Machining and Machinery

Machining and Machinery


People often think of the machining and machinery industry as being limited to operating machine tools. A machine tool is a power-driven machine, not portable by hand, that is used to shape or form metal by cutting, impact, pressure, electrical techniques, or by a combination of these processes. Operating a machine tool, however, is just one of the many occupations in the machining and machinery industry.

To remain competitive, companies must invent, improve, and anticipate the future needs of its customers. To accomplish these goals, the industry needs a variety of competent and creative workers. In this industry, the development process begins with research engineers, and in some cases, industrial designers, who analyze market needs and decide what new products are in demand. They are usually part of a team that includes marketing specialists, production personnel, sale representatives, and manufacturing experts. Once the research team has envisioned a new product, design engineers and technicians devise the method of its construction.

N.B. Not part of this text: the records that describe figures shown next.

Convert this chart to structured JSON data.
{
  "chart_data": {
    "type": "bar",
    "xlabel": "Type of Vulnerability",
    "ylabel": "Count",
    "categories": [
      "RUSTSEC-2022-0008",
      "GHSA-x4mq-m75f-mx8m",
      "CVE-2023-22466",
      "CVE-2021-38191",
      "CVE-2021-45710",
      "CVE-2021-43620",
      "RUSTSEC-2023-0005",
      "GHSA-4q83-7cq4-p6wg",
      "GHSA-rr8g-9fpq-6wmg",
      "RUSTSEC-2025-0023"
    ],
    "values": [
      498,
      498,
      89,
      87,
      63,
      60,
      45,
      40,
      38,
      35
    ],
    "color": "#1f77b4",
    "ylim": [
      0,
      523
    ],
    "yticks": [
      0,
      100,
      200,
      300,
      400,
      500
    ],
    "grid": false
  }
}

A manufacturing engineer then designs the machines, or the configuration of equipment, that will construct the product. Once the product has been designed, the rest of the manufacturing process simply involves creating the item. However, depending on what the product is—a mold for an injection-molding machine, a plastic component for a cellular phone, or a component part for another machine, for example—the subsequent production steps will vary.

Many types of workers are involved in all aspects of the machining and machinery industry. For example, in addition to design engineers and industrial designers, there are workers such as general maintenance mechanics, who operate and repair machines and mechanical equipment. More complex power-generating equipment in industrial plants is operated and maintained by stationary engineers, who receive specialized training.

Some workers, like boilermakers and millwrights, install huge pieces of machinery. Precision machinists construct machines, while layout workers and job setters prepare workpieces and machines for operation. Industrial engineers devise efficient processes that use machines and workers together, and in manufacturing, mechanical engineers develop the specifications for machines and tools.

Instrument makers design the electrical equipment that measures and regulates machine operation, while numerical control tool programmers write the computer instructions to run machines. Precision metalworkers, such as tool and die makers and mold makers, design and produce dies and molds that manufacture products with machines. Fluid power technicians install and maintain component parts of machines. Finally, in the field of nondestructive testing, industrial radiographers and laser technicians utilize techniques to determine the quality of products made by machines and components that will be used in machines.

Each of the careers in this industry offers its own opportunities for advancement. Workers with the best potential, however, are those who become skilled at what they do, seek further training or education, and always remain aware that changing technology and a global economy will affect jobs and opportunities in their industry. Trade associations and unions, in an effort to improve the skill level of workers and keep them in the industry, often offer multiple levels of training and certification. Some are short-term programs, but many last several years because of the knowledge required in specific jobs.

In order to advance in their careers, some workers who enter the machining and machinery industry choose to travel the road from apprentice to journeyworker. Some choose to move from programming or tool and die making to design, while others become trainers and supervisors or move into technical sales and customer support. Those who dream of owning their business should remember that most of the small businesses in this industry are owned by people who came up through the ranks.